Soon after Krasner began dating Pollock, in 1941, she brought him to the Matters’ home in New York’s Tudor City apartment complex. The women talked while the men sat silently. Mercedes Matter left the room to bathe baby Alex, and Krasner joined her, but the men remained quiet. Afterward, Herbert Matter said, “What a wonderful fellow,” as his wife reported in Jeffrey Potter’s 1985 oral biography of Pollock, To a Violent Grave. “I told him they didn’t seem to have had much to say to each other. ‘Not at all. Jackson said this is a terrific time to be living and that gave us enough to think about.’ So they had a perfect communion — always.”
The art here is mostly minor stuff, including lesser works by Krasner, Hofmann, Alexander Calder, and Pollock. The point is the connections: Krasner funneling Hofmann’s ideas to Pollock; Matter funneling his friend Calder’s biomorphic abstraction to Pollock; the Matters helping bring Pollock to the attention of dealer Peggy Guggenheim; Matter’s photos inspiring a Hofmann drip painting.

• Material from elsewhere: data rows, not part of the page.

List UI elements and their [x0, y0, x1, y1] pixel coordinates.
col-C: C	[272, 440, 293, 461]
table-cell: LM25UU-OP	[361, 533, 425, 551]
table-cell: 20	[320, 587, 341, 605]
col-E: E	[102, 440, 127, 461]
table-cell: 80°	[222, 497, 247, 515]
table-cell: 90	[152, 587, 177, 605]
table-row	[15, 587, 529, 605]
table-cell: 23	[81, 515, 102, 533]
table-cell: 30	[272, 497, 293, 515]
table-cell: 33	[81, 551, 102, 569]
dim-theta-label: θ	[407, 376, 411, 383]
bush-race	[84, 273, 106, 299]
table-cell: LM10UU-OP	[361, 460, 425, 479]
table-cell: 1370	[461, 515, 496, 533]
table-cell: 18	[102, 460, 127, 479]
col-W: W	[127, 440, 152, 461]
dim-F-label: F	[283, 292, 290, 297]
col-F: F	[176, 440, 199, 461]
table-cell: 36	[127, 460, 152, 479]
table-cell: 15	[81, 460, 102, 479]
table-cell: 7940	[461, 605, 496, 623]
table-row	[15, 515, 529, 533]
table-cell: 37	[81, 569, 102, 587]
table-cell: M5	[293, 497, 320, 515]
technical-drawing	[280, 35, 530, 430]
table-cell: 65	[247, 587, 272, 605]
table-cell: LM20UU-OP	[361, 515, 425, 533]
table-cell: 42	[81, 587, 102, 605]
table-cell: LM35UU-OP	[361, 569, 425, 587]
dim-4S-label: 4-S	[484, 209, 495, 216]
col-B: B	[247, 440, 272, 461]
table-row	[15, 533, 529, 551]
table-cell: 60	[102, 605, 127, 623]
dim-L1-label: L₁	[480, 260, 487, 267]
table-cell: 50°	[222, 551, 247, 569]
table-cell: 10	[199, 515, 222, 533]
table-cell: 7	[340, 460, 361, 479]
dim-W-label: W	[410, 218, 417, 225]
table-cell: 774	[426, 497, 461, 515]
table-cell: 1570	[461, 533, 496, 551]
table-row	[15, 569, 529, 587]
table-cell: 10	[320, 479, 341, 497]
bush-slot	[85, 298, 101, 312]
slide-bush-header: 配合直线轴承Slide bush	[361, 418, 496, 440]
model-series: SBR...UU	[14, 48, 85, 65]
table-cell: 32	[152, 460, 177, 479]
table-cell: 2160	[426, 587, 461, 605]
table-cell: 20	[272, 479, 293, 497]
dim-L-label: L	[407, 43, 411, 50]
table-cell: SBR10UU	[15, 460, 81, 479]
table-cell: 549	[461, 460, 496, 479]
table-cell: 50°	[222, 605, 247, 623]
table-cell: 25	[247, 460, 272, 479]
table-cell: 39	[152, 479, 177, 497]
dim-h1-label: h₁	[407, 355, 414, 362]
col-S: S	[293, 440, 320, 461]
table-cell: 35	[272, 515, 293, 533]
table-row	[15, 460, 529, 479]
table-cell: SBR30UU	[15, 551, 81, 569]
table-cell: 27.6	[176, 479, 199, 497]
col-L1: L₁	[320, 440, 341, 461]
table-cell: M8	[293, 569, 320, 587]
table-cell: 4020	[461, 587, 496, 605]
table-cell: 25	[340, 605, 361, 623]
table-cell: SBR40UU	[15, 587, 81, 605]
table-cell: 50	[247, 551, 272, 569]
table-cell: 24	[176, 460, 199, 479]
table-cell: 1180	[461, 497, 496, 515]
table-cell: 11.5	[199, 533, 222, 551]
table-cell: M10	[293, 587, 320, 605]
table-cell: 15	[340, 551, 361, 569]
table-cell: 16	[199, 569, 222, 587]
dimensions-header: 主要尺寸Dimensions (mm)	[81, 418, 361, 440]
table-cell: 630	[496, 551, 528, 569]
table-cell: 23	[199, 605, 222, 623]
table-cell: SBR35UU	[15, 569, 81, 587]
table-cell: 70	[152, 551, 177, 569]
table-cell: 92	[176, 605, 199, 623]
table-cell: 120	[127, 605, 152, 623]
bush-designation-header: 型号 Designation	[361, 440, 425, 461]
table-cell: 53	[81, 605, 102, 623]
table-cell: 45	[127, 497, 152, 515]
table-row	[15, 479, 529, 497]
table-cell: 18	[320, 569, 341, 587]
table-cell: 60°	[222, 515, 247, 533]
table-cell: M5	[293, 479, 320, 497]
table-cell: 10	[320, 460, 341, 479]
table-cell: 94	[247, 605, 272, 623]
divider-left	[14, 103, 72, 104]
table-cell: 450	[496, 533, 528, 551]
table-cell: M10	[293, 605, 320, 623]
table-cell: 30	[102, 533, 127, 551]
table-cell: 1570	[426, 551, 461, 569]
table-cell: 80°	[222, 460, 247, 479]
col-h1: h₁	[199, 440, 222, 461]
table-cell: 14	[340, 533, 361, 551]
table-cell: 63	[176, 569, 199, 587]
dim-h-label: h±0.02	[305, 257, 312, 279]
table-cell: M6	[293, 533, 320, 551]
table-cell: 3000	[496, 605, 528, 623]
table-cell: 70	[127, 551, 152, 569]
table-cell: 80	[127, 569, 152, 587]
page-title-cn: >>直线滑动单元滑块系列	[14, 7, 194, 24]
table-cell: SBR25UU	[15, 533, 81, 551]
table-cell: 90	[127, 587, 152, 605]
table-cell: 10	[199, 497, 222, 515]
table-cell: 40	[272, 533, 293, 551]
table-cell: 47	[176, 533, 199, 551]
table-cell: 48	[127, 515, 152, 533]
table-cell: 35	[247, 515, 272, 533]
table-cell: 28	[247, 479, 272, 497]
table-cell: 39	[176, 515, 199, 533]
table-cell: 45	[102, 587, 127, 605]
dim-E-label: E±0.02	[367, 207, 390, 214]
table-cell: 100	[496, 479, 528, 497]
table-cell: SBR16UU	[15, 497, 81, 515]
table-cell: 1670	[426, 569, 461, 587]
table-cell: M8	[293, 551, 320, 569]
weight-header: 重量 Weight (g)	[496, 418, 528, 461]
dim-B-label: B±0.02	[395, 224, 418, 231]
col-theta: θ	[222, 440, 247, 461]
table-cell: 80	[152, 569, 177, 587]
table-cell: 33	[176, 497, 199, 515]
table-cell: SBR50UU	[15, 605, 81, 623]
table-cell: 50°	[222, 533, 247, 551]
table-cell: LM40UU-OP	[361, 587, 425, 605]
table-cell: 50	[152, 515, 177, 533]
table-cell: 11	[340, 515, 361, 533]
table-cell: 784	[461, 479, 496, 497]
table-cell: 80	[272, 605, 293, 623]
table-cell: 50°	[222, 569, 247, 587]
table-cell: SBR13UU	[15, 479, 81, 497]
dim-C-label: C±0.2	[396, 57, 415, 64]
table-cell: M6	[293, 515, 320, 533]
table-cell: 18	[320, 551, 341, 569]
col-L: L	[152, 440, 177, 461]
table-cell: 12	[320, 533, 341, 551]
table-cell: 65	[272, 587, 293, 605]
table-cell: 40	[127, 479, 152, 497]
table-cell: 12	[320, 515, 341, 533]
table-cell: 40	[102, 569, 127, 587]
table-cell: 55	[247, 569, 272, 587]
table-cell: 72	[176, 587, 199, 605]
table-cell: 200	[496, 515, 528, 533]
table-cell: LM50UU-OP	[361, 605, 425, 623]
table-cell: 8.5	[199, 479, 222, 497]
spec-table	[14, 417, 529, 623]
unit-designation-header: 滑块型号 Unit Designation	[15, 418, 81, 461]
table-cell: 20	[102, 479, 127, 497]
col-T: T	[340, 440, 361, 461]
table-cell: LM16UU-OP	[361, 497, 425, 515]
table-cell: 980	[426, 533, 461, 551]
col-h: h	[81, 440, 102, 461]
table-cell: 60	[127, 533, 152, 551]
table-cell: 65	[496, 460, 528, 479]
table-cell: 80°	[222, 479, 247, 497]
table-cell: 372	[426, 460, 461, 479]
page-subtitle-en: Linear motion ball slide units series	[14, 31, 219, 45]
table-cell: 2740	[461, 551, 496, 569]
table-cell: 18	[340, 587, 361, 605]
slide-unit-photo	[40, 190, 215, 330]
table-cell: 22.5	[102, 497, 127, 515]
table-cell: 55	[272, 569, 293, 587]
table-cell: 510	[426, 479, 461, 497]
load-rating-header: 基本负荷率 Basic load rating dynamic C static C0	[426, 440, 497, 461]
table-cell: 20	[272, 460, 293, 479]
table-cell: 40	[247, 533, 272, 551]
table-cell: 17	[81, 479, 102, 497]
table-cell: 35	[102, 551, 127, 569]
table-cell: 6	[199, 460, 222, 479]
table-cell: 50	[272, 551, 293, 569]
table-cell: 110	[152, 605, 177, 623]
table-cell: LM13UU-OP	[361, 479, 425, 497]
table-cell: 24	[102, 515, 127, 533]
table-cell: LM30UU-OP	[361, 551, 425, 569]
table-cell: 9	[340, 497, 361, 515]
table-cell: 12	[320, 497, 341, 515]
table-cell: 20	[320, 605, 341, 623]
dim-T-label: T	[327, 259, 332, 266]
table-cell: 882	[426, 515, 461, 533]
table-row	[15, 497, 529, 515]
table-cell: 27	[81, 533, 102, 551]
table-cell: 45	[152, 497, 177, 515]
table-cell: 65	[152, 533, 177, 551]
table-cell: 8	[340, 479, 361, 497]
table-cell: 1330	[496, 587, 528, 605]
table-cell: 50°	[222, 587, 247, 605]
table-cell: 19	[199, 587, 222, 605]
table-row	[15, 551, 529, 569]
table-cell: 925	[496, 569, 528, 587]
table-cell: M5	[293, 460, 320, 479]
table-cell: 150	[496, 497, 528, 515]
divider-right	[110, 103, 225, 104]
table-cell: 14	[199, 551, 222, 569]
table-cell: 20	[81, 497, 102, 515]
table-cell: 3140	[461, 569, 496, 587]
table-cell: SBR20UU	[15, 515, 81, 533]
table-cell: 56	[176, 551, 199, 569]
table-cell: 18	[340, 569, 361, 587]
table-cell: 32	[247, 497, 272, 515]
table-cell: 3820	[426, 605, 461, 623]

 MAN DRESSING: You can see how Herbert
Matter’s experimental abstract photographs
could have inspired Pollock. |
Landau makes a convincing case that Pollock drew inspiration for his drips and compositions from Matter’s experimental abstract photographs. You can observe the affinity between Pollock’s signature style and Matter’s Abstract Photograms (Electrical Discharges) (circa 1942-’43), which depicts loops of sparking electrical wires, his Abstract Photogram (circa 1942-’43), which depicts silhouetted skeins of wool or thread, and his Ink and Glycerin (1943), a photo of ink dripped into glycerin to create a smoky fluid abstraction that resembles jellyfish. Matter exhibited some of these in May 1943, before Pollock premiered his initial round of poured paintings at Guggenheim’s gallery that November.The exhibit concludes with the Alex Matter “Pollocks” and package. The paintings are mostly dense compositions of layered looping poured paint in various colors. A few resemble little lines of fireworks bursting across a blue page. I’m charmed by one featuring loops of gray green, black, and bluish white punctuated by tiny orange dots. Many feel polished, but none is much bigger than a couple of feet wide, so their effect is modest.
Landau was an early believer in the Matter “Pollocks,” saying in 2005: “This is a very important find in terms of filling in a major gap in Pollock’s œuvre.” Now, she and Cernuschi write that “the evidence, at this juncture, supports only the most tentative conclusions.” Still, they bend over backward to give these “Pollocks” the benefit of the doubt. The materials studies are subjected to a rigorous skepticism — the identifications may be faulty, the dating may rely on bad reference texts, the paints might not be found in good reference texts because they were custom experimental paints shipped from the Swiss art-supply shop of Matter’s brother-in-law, Robert “Robi” Rebetez.
Landau and Cernuschi see the glass as a quarter full: “Seven [of the paintings] actually contained materials whose patent dates or first dates of commercial availability did not lie beyond Pollock’s lifetime.” That, of course, doesn’t prove they’re Pollocks. Landau and Cernuschi point out that the MFA study says the possibility of Pollock’s “having painted, or simply started, some of them cannot, at this point, be categorically excluded.” But when the MFA researchers found post-Pollock materials, they were always in the earliest layers of the paintings. Someone would have to have started them after Pollock died and then let Pollock have his turn.